Did I get blown in the bathroom? Yes. Did she throw up cranberry juice on my shorts? Yes. Did she finish the job? Yes.
Looking at the victoria's secret website makes the ice cream I'm eating taste like sadness and obesity
i just heard Winston Churchill in auto-tune. thank you nerds.
I had it in my eyebrows, my bangs, under one eye, and across both cheeks. Congratulations on the successful and elusive warpaint cumshot.
we decided it was best to cut you off after we caught you trying to "baptize" my cat in the jungle juice
I forgot my id and a man called soup is buying me vodka.
I totally just found ecstasy floating around in the bottom of my purse, it's almost like good karma from the time I lost that blow...but not quite
We got kicked out of Walmart for playing cod with squirt guns of course it was better then prom.

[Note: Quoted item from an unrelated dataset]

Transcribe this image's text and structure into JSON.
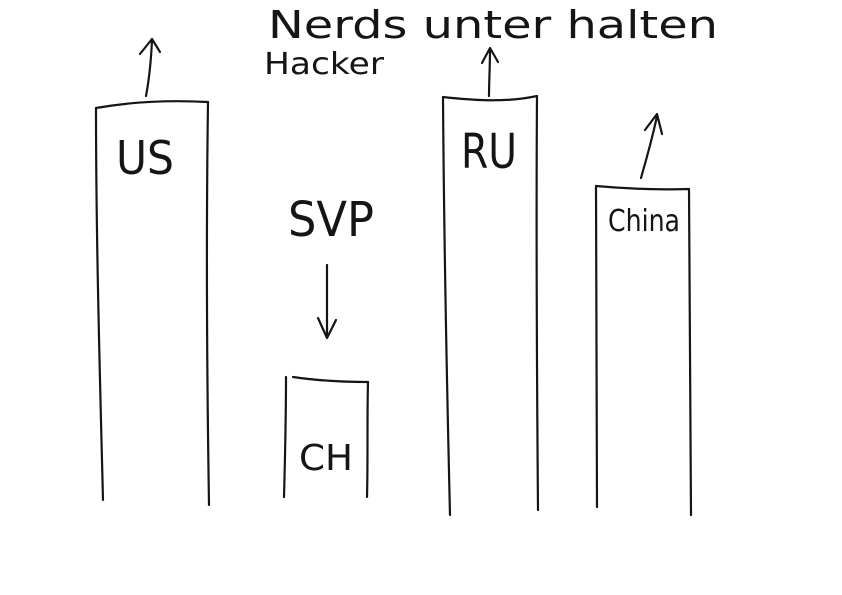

Haha he was not a poor little guy. If he'd talked to me or something I might feel bad. But since I saw him groping other girls as well as myself there's no sympathy coming from me
He's just picking out the right girl. I do the same thing with fruit. Grope them, squeeze them, smell them. I have to know I'm getting quality fruit.
I've decided that it's a bad thing. But I've also decided that I don't give a fuck.
i woke up this morning put my hand under the pillow and there was a banana there
This is my last chance to be the first person to fall off this roof.
She grinded so hard on my face that I've got rugburn on both eyelids
its liver damage thursday
Drunk me bought a cell phone last week and began texting sober me. The conversation between the two is still on going.